How Orthodox Judaism Made Me A Feminist

By Rachel Pearlstein

I grew up in an Orthodox Jewish family and attended an Orthodox all-girls Jewish high school in south Florida. There were many good times and many freeing things about going to an all-girls high school, like not caring what you looked like, wearing sports bras every day, and being able to shout across the hallway for a pad or tampon without any pre-pubescent teenage boys making obscene comments.

They taught us in school and in the community that men were always thinking about sex and implied that women did not think about or want sex. Since men were always thinking about sex, women were supposed to cover their bodies and be ‘attractive but not attracting’. We were taught how big a sin it is for men to masturbate and so, in order to lessen the likelihood of men ‘wasting their seed’, women needed to cover up. You know how when someone says ‘don’t look’, one of the first things you do is look? Well let me tell you that most Orthodox girls think about sex plenty (the more we were told not to, the more we thought about it), and are quite crippled from all that repression especially if they chose to stray from this lifestyle.

The entire life experience was gendered; there were only two options for being a human — male or female — and you were either one or the other. There were exact roles for what women and men should do throughout the day, from which prayers to say, to where to stand in the synagogue, to how to dress and speak in and outside the home, and how to interact with the opposite gender. In addition to being repressive to women and even men alike, this life left no room for transgender people or anyone who did not choose to fit themselves into a gender binary. We were told that women are holier than men and have an innate spirituality and so women do not need to abide by many of the commandments in the Torah (the Jewish bible). Women of many devout streams of religion are told things like this by men and other women alike to keep them in a strategic place in society. When a person is born with a vagina, gifts of spirituality from God are immediately bestowed upon her? Come on, let’s get real.
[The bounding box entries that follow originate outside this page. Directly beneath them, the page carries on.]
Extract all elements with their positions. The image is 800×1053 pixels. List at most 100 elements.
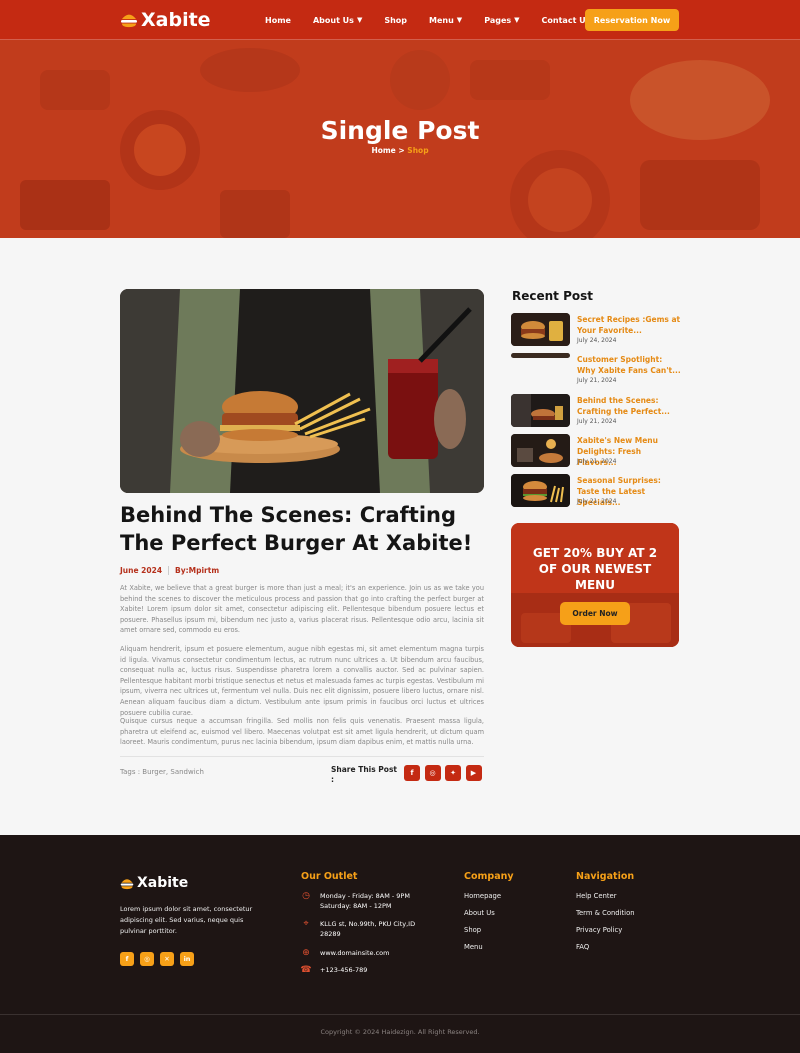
footer-logo[interactable]: Xabite <box>120 875 188 891</box>
hours-text: Monday - Friday: 8AM - 9PM Saturday: 8AM… <box>320 891 410 911</box>
facebook-icon[interactable]: f <box>404 765 420 781</box>
recent-post-thumbnail <box>511 474 570 507</box>
instagram-icon[interactable]: ◎ <box>424 765 441 781</box>
nav-contact-us[interactable]: Contact Us <box>542 16 591 25</box>
facebook-icon[interactable]: f <box>120 952 134 966</box>
nav-pages-label: Pages <box>484 15 512 25</box>
footer-about: Lorem ipsum dolor sit amet, consectetur … <box>120 905 253 935</box>
nav-menu[interactable]: Menu ▼ <box>429 16 462 25</box>
instagram-icon[interactable]: ◎ <box>140 952 154 966</box>
address-text: KLLG st, No.99th, PKU City,ID 28289 <box>320 920 416 938</box>
footer-link-menu[interactable]: Menu <box>464 943 483 951</box>
brand-logo[interactable]: Xabite <box>120 9 211 31</box>
recent-post-date: July 21, 2024 <box>577 458 617 465</box>
promo-line: OF OUR NEWEST <box>538 562 652 576</box>
recent-post-thumbnail <box>511 434 570 467</box>
promo-headline: GET 20% BUY AT 2 OF OUR NEWEST MENU <box>511 545 679 593</box>
recent-post-title: Recent Post <box>512 289 594 303</box>
recent-post-item[interactable]: Secret Recipes :Gems at Your Favorite...… <box>511 313 681 347</box>
post-paragraph: Quisque cursus neque a accumsan fringill… <box>120 717 484 747</box>
footer-brand-name: Xabite <box>137 875 189 891</box>
recent-post-thumbnail <box>511 353 570 358</box>
recent-post-title-text[interactable]: Secret Recipes :Gems at Your Favorite... <box>577 314 681 336</box>
recent-post-date: July 21, 2024 <box>577 377 617 384</box>
navigation-heading: Navigation <box>576 871 635 882</box>
promo-banner: GET 20% BUY AT 2 OF OUR NEWEST MENU Orde… <box>511 523 679 647</box>
footer-link-shop[interactable]: Shop <box>464 926 481 934</box>
nav-menu-label: Menu <box>429 15 454 25</box>
burger-logo-icon <box>120 878 134 889</box>
footer-divider <box>0 1014 800 1015</box>
chevron-down-icon: ▼ <box>514 16 520 24</box>
recent-post-item[interactable]: Customer Spotlight: Why Xabite Fans Can'… <box>511 353 681 387</box>
nav-about-label: About Us <box>312 15 354 25</box>
twitter-icon[interactable]: ✦ <box>445 765 461 781</box>
recent-post-item[interactable]: Xabite's New Menu Delights: Fresh Flavor… <box>511 434 681 468</box>
promo-line: GET 20% BUY AT 2 <box>532 546 658 560</box>
post-paragraph: Aliquam hendrerit, ipsum et posuere elem… <box>120 645 484 717</box>
phone-text[interactable]: +123-456-789 <box>320 965 367 975</box>
outlet-web: ⊕ www.domainsite.com <box>301 948 389 958</box>
nav-contact-label: Contact Us <box>541 15 591 25</box>
youtube-icon[interactable]: ▶ <box>465 765 482 781</box>
outlet-heading: Our Outlet <box>301 871 358 882</box>
footer-link-faq[interactable]: FAQ <box>576 943 589 951</box>
phone-icon: ☎ <box>300 965 312 975</box>
post-author[interactable]: By:Mpirtm <box>175 566 219 575</box>
brand-name: Xabite <box>141 9 211 31</box>
top-navbar: Xabite Home About Us ▼ Shop Menu ▼ Pages ▼ … <box>0 0 800 40</box>
linkedin-icon[interactable]: in <box>180 952 194 966</box>
copyright: Copyright © 2024 Haidezign. All Right Re… <box>320 1028 480 1036</box>
outlet-address: ⌖ KLLG st, No.99th, PKU City,ID 28289 <box>301 919 431 939</box>
post-paragraph: At Xabite, we believe that a great burge… <box>120 584 484 635</box>
footer-link-terms[interactable]: Term & Condition <box>576 909 635 917</box>
x-icon[interactable]: ✕ <box>160 952 174 966</box>
recent-post-title-text[interactable]: Customer Spotlight: Why Xabite Fans Can'… <box>577 354 681 376</box>
outlet-phone: ☎ +123-456-789 <box>300 965 367 975</box>
footer-link-about[interactable]: About Us <box>464 909 495 917</box>
post-divider <box>120 756 484 757</box>
nav-about-us[interactable]: About Us ▼ <box>313 16 362 25</box>
footer-link-homepage[interactable]: Homepage <box>464 892 501 900</box>
order-now-button[interactable]: Order Now <box>560 602 630 625</box>
hours-weekday: Monday - Friday: 8AM - 9PM <box>320 892 410 900</box>
recent-post-title-text[interactable]: Behind the Scenes: Crafting the Perfect.… <box>577 395 681 417</box>
main-nav: Home About Us ▼ Shop Menu ▼ Pages ▼ Contact… <box>265 0 612 40</box>
recent-post-thumbnail <box>511 394 570 427</box>
burger-photo <box>120 289 484 493</box>
post-date: June 2024 <box>120 566 163 575</box>
post-title: Behind The Scenes: Crafting The Perfect … <box>120 503 473 555</box>
post-featured-image <box>120 289 484 493</box>
breadcrumb-home[interactable]: Home <box>371 146 395 155</box>
clock-icon: ◷ <box>302 891 310 901</box>
meta-divider <box>168 566 170 575</box>
site-footer: Xabite Lorem ipsum dolor sit amet, conse… <box>0 835 800 1053</box>
footer-link-help[interactable]: Help Center <box>576 892 617 900</box>
page-hero: Single Post Home > Shop <box>0 40 800 238</box>
nav-shop[interactable]: Shop <box>384 16 407 25</box>
recent-post-item[interactable]: Seasonal Surprises: Taste the Latest Spe… <box>511 474 681 508</box>
reservation-button[interactable]: Reservation Now <box>585 9 679 31</box>
recent-post-date: July 21, 2024 <box>577 498 617 505</box>
share-buttons: f ◎ ✦ ▶ <box>404 765 486 781</box>
chevron-down-icon: ▼ <box>456 16 463 24</box>
breadcrumb-current: Shop <box>407 146 429 155</box>
location-pin-icon: ⌖ <box>303 919 309 929</box>
nav-shop-label: Shop <box>384 15 408 25</box>
share-label: Share This Post : <box>331 765 397 784</box>
recent-post-date: July 24, 2024 <box>577 337 617 344</box>
nav-pages[interactable]: Pages ▼ <box>484 16 519 25</box>
burger-logo-icon <box>121 14 137 28</box>
nav-home[interactable]: Home <box>265 16 291 25</box>
recent-post-item[interactable]: Behind the Scenes: Crafting the Perfect.… <box>511 394 681 428</box>
globe-icon: ⊕ <box>302 948 310 958</box>
page-title: Single Post <box>320 116 480 145</box>
promo-line: MENU <box>575 578 615 592</box>
hours-saturday: Saturday: 8AM - 12PM <box>320 902 392 910</box>
post-tags: Tags : Burger, Sandwich <box>120 768 204 776</box>
footer-link-privacy[interactable]: Privacy Policy <box>576 926 622 934</box>
web-text[interactable]: www.domainsite.com <box>320 948 389 958</box>
recent-post-date: July 21, 2024 <box>577 418 617 425</box>
footer-social: f ◎ ✕ in <box>120 952 200 966</box>
outlet-hours: ◷ Monday - Friday: 8AM - 9PM Saturday: 8… <box>301 891 410 911</box>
When I began to venture away from that community and ideology I saw another kind of objectification and another culture trying to take away my freedom in the new world I was entering. It is no secret that women in the Western world are overly sexualised and objectified on billboards, television, music, everyday dialogue, and through countless other means. When I attended the University of Florida there was a strong pressure to look hot all the time when going out to bars or clubs. I constantly felt the pressure to wear fewer clothes, heels (which I absolutely cannot stand), and more makeup (it’s not fun to have lots of sticky goop on your face) if I wanted to be attractive to guys.

I did not like the other side of the coin. I grew up in a patriarchal world where women’s bodies were objectified in a different kind of way and I did not want to partake in another culture of female objectification and patriarchy. In Chassidic culture, women could not interact with men nor could they dress as they please because they may arouse men. This is one side of objectification and the culture in clubs, bars, and college campuses is the other extreme. Both are designed for men and force women to be a certain way quiet and covered or completely exposed and sexualised for men.

Then I found feminism. It was a slow process. I did not know that the way of life and stream of thought I was beginning to identify with had a name. Feminism for me is a middle path; a balance I have found. It is my rejection of the objectification of women’s bodies, of my body. For me it means choice. I have learnt to reclaim what being a women means, what sexuality means, and how I want to dress, act, and move through the world. Of course I cannot completely remove myself from Western culture but I can make decisions based on feminist principles and most importantly based on the person I want to be. I can choose to dress and act how I want, whether it is socially acceptable for women in Western culture or not. I can choose to act more ‘masculine’ when I please or as ‘feminine’ as I please. I can choose tight or short clothes if I want, or loose and comfortable clothes when I want. The main point is I CAN CHOOSE: not male Rabbis, not the (mostly) men who run the music, television, and fashion industry, but me and only me. For me, feminism is not radical but an empowering, self-introspective, and balanced way of life that I found and through which I am still finding my womanhood.

For all of you out there, no matter what your stance is on these issues, I implore you to ask yourself if you are being objectified. Ask yourself if you are making choices which speak to your soul, your heart, and the deepest parts of your being. If devout religion or mainstream Western culture is giving you these things, then I encourage you to latch onto them. But decide for yourself; to me, this is feminism.